Qantas is the latest in a growing number of business icons to be confronted by rapidly changing market conditions.
Qantas is the latest in a growing number of business icons to be confronted by rapidly changing market conditions.
The announcement last week that Qantas would cut its staff numbers by 5,000 and slash spending added to a period of intense pain in Australian industry.
It came soon after Toyota’s decision to close its automotive manufacturing operations in this country and Alcoa’s closure of one of its big aluminium refineries in Victoria.
There are many factors driving change in these industries, including labour costs, productivity, the high exchange rate, government regulation and red tape – the list goes on.
But one factor that usually doesn’t get raised in discussion is the impact of consumer choice.
Tied closely to that is the competitive power of large businesses.
Take the airline industry.
Qantas is considered an icon and has long dominated Australia’s domestic and international aviation markets.

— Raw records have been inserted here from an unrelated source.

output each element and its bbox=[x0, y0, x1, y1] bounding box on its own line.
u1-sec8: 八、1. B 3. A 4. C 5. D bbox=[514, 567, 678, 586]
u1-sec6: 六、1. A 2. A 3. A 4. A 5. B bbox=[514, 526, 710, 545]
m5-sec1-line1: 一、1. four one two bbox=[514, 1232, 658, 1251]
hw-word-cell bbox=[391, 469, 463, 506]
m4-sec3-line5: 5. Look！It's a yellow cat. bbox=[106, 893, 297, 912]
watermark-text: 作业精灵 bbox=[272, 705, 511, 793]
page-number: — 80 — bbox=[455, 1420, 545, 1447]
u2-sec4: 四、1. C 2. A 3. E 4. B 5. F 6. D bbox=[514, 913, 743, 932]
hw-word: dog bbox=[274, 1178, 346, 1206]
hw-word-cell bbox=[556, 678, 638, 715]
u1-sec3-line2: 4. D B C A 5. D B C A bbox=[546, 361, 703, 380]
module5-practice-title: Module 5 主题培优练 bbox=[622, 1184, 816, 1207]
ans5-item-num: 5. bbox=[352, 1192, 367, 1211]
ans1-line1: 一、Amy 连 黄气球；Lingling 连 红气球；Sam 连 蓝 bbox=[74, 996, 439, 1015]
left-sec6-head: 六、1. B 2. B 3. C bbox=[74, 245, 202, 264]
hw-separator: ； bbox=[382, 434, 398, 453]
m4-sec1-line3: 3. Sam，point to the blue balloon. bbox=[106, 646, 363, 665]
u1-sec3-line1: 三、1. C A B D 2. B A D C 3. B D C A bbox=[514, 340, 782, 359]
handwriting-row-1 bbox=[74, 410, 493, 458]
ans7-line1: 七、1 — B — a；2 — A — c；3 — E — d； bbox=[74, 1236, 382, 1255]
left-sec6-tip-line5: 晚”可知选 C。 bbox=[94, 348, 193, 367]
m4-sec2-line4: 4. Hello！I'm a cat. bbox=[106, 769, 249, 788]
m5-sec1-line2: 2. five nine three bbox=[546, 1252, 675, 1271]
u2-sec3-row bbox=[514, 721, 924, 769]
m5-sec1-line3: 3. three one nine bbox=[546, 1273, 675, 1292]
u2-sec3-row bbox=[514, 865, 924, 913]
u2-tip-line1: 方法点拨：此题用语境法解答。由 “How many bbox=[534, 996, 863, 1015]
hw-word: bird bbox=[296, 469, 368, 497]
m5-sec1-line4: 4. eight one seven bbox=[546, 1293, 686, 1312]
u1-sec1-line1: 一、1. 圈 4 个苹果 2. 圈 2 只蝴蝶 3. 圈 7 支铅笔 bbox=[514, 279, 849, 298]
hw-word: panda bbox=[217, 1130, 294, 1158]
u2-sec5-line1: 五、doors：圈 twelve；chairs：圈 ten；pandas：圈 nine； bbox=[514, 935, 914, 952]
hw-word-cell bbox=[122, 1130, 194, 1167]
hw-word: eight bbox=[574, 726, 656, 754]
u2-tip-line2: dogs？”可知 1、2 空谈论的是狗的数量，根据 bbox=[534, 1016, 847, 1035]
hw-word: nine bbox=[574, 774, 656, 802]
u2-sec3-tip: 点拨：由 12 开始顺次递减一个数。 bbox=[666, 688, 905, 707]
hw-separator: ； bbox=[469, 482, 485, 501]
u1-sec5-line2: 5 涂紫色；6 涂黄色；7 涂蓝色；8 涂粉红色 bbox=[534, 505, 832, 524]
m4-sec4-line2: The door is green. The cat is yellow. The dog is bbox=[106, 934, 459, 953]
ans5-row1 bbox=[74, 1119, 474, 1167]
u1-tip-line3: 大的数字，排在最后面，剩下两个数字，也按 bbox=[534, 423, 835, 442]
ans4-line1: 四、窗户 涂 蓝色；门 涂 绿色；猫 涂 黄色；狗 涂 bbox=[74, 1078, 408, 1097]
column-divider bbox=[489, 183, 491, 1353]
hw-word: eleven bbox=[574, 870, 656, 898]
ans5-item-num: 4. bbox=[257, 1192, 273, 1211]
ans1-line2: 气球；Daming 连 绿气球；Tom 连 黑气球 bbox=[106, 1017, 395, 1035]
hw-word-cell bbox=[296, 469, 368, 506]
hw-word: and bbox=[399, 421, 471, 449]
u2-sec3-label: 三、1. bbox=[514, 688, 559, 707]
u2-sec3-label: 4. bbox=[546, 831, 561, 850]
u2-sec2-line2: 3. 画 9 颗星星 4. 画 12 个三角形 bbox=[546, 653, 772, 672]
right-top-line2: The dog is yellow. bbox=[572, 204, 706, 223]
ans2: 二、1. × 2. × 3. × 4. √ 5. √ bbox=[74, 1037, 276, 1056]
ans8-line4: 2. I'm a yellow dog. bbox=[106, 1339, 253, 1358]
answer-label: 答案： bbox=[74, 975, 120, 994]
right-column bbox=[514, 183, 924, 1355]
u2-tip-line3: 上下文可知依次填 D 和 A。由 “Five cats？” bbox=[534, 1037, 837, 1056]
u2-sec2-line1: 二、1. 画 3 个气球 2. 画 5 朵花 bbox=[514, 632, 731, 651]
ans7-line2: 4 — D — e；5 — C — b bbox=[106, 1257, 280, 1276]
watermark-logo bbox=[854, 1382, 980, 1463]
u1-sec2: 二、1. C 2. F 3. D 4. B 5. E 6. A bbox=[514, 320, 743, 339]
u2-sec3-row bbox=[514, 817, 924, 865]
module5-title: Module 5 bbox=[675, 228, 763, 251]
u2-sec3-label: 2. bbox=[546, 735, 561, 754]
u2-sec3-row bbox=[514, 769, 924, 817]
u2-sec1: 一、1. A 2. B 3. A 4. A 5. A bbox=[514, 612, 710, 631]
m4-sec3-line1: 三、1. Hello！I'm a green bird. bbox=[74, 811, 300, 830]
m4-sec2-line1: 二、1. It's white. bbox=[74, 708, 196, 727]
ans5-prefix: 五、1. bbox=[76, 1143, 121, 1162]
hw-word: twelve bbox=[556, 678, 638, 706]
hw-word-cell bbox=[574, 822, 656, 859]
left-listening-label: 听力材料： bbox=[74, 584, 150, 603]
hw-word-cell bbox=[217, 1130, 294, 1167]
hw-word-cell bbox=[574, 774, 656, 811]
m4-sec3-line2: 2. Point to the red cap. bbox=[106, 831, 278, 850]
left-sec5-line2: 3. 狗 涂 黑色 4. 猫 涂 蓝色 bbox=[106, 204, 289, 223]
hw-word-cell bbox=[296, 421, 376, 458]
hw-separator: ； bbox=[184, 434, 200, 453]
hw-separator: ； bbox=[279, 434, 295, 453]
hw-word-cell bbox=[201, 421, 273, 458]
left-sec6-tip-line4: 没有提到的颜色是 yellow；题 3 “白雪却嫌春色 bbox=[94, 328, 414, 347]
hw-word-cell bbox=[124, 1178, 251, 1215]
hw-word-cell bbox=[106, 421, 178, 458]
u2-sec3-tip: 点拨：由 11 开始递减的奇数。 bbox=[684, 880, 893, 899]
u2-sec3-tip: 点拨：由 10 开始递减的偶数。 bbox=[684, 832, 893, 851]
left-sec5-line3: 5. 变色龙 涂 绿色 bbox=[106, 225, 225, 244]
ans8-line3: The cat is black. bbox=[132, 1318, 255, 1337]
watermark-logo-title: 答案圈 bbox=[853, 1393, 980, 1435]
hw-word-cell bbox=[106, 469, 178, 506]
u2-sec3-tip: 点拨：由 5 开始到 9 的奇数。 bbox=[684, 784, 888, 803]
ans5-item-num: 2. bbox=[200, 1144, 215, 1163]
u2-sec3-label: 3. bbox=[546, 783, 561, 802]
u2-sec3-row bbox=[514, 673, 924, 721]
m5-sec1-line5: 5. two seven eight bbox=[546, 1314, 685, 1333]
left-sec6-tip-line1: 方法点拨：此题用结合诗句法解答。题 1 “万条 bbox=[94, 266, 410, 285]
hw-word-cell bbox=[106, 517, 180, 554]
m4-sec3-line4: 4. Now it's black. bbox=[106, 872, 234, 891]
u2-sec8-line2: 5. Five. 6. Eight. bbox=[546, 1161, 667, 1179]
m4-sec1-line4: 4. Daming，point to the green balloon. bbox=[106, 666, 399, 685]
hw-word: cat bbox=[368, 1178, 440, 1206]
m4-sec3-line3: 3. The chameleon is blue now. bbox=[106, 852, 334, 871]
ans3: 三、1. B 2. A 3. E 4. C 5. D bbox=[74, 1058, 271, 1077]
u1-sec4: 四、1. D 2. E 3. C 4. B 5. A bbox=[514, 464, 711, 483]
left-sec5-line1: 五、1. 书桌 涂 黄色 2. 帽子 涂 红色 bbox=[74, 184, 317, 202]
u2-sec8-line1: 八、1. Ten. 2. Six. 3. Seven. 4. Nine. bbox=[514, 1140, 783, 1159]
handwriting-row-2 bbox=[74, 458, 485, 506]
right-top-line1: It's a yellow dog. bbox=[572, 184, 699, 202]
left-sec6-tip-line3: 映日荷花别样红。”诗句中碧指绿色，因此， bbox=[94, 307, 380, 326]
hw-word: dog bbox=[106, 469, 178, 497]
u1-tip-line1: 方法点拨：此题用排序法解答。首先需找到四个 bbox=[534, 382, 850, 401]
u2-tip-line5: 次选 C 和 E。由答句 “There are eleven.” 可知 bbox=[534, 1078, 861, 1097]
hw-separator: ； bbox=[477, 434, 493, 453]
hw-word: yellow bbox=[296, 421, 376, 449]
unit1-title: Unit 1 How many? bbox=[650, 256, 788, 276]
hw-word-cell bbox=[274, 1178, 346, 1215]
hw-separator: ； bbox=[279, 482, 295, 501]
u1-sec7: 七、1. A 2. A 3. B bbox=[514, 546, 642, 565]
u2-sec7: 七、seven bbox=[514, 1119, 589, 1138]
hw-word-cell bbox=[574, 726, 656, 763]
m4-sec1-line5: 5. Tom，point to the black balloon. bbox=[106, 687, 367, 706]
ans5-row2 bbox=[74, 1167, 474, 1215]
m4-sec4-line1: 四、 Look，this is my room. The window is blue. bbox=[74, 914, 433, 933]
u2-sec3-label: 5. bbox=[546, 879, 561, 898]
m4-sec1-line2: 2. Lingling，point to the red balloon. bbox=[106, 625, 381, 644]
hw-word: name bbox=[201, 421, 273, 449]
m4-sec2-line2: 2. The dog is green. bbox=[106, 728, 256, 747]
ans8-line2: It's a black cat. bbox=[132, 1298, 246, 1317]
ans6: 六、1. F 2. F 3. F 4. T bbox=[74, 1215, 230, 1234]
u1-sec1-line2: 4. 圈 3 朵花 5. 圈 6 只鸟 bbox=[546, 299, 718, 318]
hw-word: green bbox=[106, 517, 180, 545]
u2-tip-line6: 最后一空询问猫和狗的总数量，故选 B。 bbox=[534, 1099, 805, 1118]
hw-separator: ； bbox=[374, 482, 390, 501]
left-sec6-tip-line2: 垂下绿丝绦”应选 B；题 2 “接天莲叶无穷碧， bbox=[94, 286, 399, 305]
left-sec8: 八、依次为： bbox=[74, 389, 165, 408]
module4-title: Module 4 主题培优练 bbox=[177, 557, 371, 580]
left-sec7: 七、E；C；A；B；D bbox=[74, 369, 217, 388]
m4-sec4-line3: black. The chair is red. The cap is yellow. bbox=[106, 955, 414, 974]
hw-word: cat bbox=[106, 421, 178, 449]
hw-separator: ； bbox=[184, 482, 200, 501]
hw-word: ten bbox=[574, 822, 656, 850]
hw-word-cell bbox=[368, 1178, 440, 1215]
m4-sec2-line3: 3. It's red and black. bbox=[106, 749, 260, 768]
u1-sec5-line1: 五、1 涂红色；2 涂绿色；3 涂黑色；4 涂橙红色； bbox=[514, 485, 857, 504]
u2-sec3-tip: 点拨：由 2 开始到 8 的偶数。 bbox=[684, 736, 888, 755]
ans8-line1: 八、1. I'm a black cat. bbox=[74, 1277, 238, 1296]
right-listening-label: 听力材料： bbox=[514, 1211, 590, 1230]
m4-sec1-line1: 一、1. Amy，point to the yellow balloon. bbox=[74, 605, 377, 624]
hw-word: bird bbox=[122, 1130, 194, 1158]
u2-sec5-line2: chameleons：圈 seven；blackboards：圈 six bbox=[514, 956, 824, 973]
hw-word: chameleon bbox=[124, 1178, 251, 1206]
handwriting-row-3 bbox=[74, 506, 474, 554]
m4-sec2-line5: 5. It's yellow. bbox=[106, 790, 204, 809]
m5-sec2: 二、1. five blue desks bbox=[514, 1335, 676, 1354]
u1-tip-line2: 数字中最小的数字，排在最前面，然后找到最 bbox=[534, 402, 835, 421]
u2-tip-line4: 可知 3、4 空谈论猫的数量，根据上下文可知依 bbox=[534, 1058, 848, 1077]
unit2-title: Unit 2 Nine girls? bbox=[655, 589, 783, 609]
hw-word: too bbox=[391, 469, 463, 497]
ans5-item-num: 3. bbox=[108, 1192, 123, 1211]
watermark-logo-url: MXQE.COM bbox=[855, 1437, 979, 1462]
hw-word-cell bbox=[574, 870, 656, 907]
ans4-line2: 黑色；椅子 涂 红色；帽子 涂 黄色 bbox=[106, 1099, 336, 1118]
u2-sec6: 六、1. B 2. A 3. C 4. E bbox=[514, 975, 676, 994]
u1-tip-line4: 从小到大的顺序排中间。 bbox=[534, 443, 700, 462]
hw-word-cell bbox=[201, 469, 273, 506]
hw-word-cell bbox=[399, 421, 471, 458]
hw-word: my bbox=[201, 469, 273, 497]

Its iconic status is reflected in the legislation that mandates majority Australian ownership – something the current management is keen to change.
Yet despite all of this, Australians are voting with their feet.
Qantas has been struggling to maintain its goal of two-thirds market share in the domestic market, and its position in the international market has become very fragile.
It jumped into bed last year with Emirates, in the process scrapping most of its long-haul international routes.
The restructuring continued this week when Qantas announced it would stop flying the Perth to Singapore route because it was commercially unviable.
This raised concern in the hotel and tourism industry, which is worried there will not be an Australian airline servicing this route.
Yet it is clear that the market has already spoken – air travellers are choosing to travel with other airlines.
The Gulf carriers – Etihad Airways, Emirates and Qatar Airways – are capturing market share around the globe, helped by the very deep pockets of their owners in the Middle East.
They and other airlines are investing heavily in the Australian market.
Qantas pointed out last week that its competitors collectively have increased capacity to Australia by 46 per cent since 2009, more than double the world average.
Qantas has also had to deal with a powerful competitor in Virgin Australia, which has the backing of three international airlines – Etihad, Singapore Airlines and Air New Zealand.
They invested $300 million in Virgin last year, prompting complaints about an uneven playing field.
There are parallels in the automotive sector.
Australian consumers have taken their business elsewhere, with low tariffs and keen competition from global manufacturers leading to the purchase of more imported vehicles.
The consequence is the planned closure of local manufacturing operations by Holden, Ford and Toyota.
These follow a succession of other manufacturers, including British Leyland, Mitsubishi, Chrysler, and Nissan that have halted local operations over the years.
The changes in the aviation and automobile markets have dramatically weakened once-powerful businesses.
It will be fascinating to see if this kind of change might extend to other sectors, like retail for instance.
Coles and Woolworths are often demonised as the big gorillas in the retail market, using their financial muscle to make life hard for their competitors.
Well of course they do, and it’s a strategy that their customers are lapping up.
Shoppers love their fuel discounts, yet the Australian Competition and Consumer Commission has cracked down on Coles and Woolworths for fear they are abusing their market power.
That power is bring attacked in a small way by the entry of new competitors such as German retailer ALDI, which is already on the east coast and plans to build a 70 store network in Western Australia.